New provisions—Articles IV, Sections 10 to 14, plus Section 3 of Article 6—gut code strictures on perks: subsidies, honoraria, travel costs, “gifts,” scholarships, etc. Drug companies often pick up the tab.
“The American Medical Association’s Opinion 8.061 similarly dealt with ‘gifts to physicians from the industry,’” Viewpoint noted. “It is far more stringent.”
Politicians lost their monopoly over charter change. The watered-down PMA Code proves some doctors can cha-cha too. But they’re not the only ones who, when standards prove rigorous, scramble to lower them.
Take the old National Elementary and Secondary Achievement Tests. “Mean scores below 50 were typical,” noted the Philippine Human Development Report. But the tests were “transmuted.” That’s a polite term for adding unasked-for 60 points. “The message conveyed is we are doing well… But whom are we kidding?”
Shameless conduct unfairly hurts other upright doctors. “In nothing do men nearly approach gods than in giving health to men,” the Roman philosopher Cicero wrote in 106 B.C.
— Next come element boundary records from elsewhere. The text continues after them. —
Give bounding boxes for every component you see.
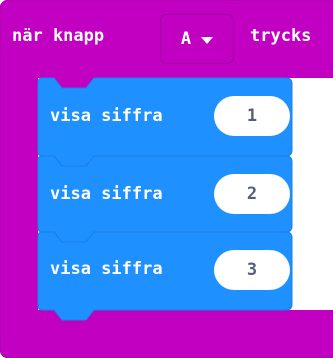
number-input-1[interactable]: 1 — [214, 96, 290, 136]
show-number-label-3: visa siffra — [50, 259, 163, 279]
show-number-label-2: visa siffra — [50, 184, 163, 204]
number-input-3[interactable]: 3 — [214, 250, 290, 290]
show-number-label-1: visa siffra — [50, 106, 163, 126]
on-button-pressed-block[interactable]: när knapp A trycks visa siffra 1 visa si… — [0, 0, 333, 358]
number-input-2[interactable]: 2 — [214, 174, 290, 214]
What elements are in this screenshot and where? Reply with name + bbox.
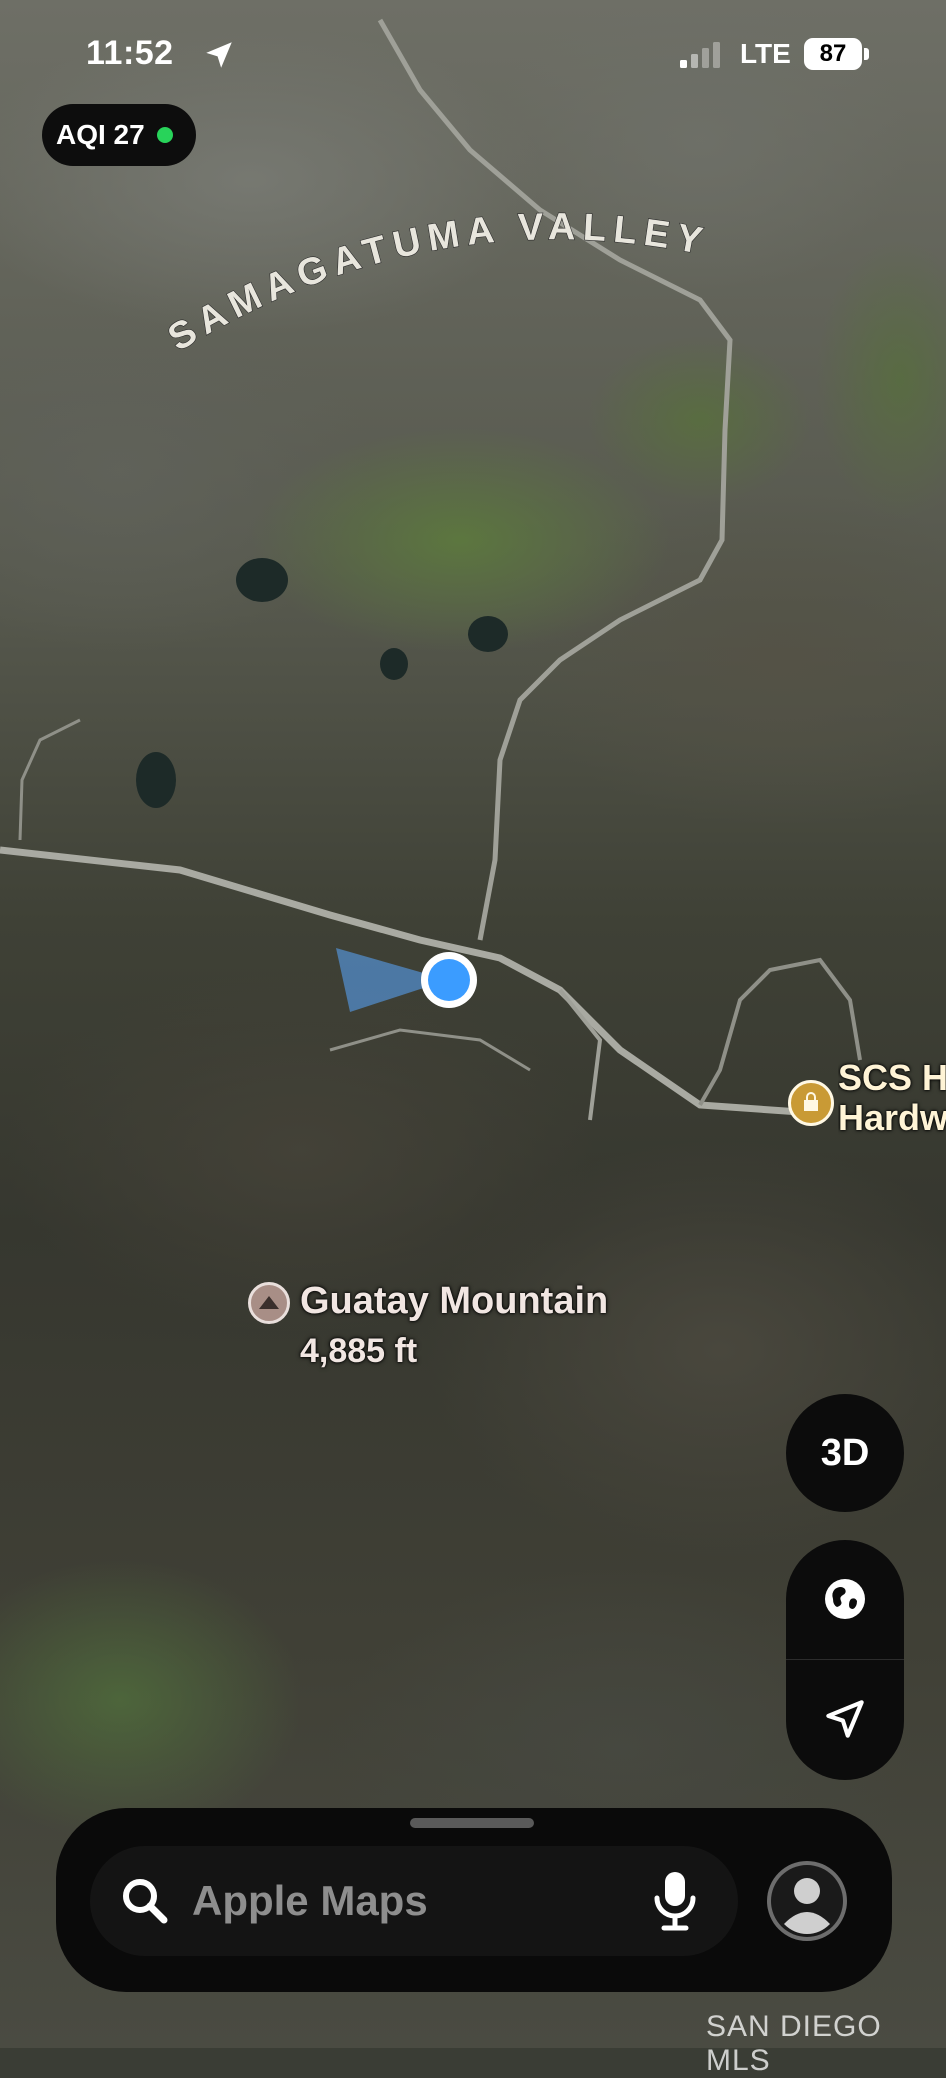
- lake: [236, 558, 288, 602]
- road-side: [329, 1028, 531, 1072]
- lake: [136, 752, 176, 808]
- toggle-3d-button[interactable]: 3D: [786, 1394, 904, 1512]
- map-mode-button[interactable]: [786, 1540, 904, 1658]
- globe-icon: [825, 1579, 865, 1619]
- microphone-icon[interactable]: [650, 1870, 700, 1932]
- battery-tip: [864, 48, 869, 60]
- aqi-badge[interactable]: AQI 27: [42, 104, 196, 166]
- location-arrow-icon: [826, 1700, 864, 1738]
- road-side: [18, 718, 81, 841]
- signal-strength-icon: [680, 42, 720, 68]
- sheet-grabber[interactable]: [410, 1818, 534, 1828]
- mountain-peak-icon[interactable]: [248, 1282, 290, 1324]
- poi-shop-name[interactable]: SCS H Hardw: [838, 1058, 946, 1138]
- lake: [468, 616, 508, 652]
- map-control-stack: [786, 1540, 904, 1780]
- aqi-label: AQI 27: [56, 119, 145, 150]
- bag-icon[interactable]: [788, 1080, 834, 1126]
- aqi-status-dot: [156, 127, 173, 143]
- mountain-elevation: 4,885 ft: [300, 1332, 418, 1370]
- search-icon: [123, 1879, 168, 1924]
- battery-indicator: 87: [804, 38, 862, 70]
- user-location-dot-core: [428, 959, 470, 1001]
- road-north: [377, 18, 733, 941]
- track-location-button[interactable]: [786, 1660, 904, 1778]
- watermark: SAN DIEGO MLS: [706, 2010, 882, 2077]
- location-services-icon: [206, 42, 232, 68]
- account-icon[interactable]: [764, 1858, 850, 1944]
- mountain-name[interactable]: Guatay Mountain: [300, 1280, 608, 1323]
- search-placeholder[interactable]: Apple Maps: [192, 1874, 428, 1928]
- road-side: [698, 957, 862, 1106]
- status-time: 11:52: [86, 34, 174, 72]
- lake: [380, 648, 408, 680]
- network-type: LTE: [740, 38, 791, 69]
Many doctors live up to his ideal. All of us have, at one time or another, benefited from their skills. And places without a doctor are severely deprived. “Is there no balm in Gilead? / Is there no physician there?” The Pintuyan (Southern Leyte) district hospital, for example, has only one doctor. “And she spent time scrounging for funds to get medicine and supplies for patients.”
Chua helped draft the original PMA Code. And the association traditionally invites senior members whenever major issues arise. But the Sept. 15 summit pointedly shut out senior members and local drug firms. The PMA instead rolled out the red carpet for multinationals, i.e., the Pharmaceutical Health Care Association of the Philippines.
“The general membership never saw any draft of any amendments” now embedded in the new code, Chua wrote. “(This) was revised without our knowledge… If invited…we would have cautioned our present leaders to slow down on these questionable amendments. [They are not] consistent with our PMA Code of Ethics.”
“In a radio interview, I called upon our PMA leaders [to] ‘take back’ the PMA Code of Ethics for a second look,” Chua said. “[Only then] should they present and seek the concurrence to amended provisions from all component medical societies, without interference of drug companies.”
Hindi siya nag-iisa. “We urge the leadership of PMA to immediately repudiate and remove… all the new provisions therein,” wrote a group of physicians to PMA president Dr. Rey Melchor Santos. These provisions “make it permissible and ‘ethical’ for doctors and medical associations to receive contributions from commercial companies.”
“Add to the Code of Ethics new provisions that excise conflicts of interest,” wrote Doctors Gary Sy, Edwin Bien, Elinor Roquel, Francis Raz and Rainier Villanueva. “Unethical practices should be subject to the severest sanctions by the Professional Regulatory Commission.”
Don’t hold your breath. Bickering over what “reasonable benefits are ethical,” spawned this new charter of values. Yet, the loftier the calling, the more demanding are the responsibilities.
Does this gutted code square with that principle?
Perhaps, the PMA would like to try this yardstick for size: Be perfect as the Divine Physician is perfect.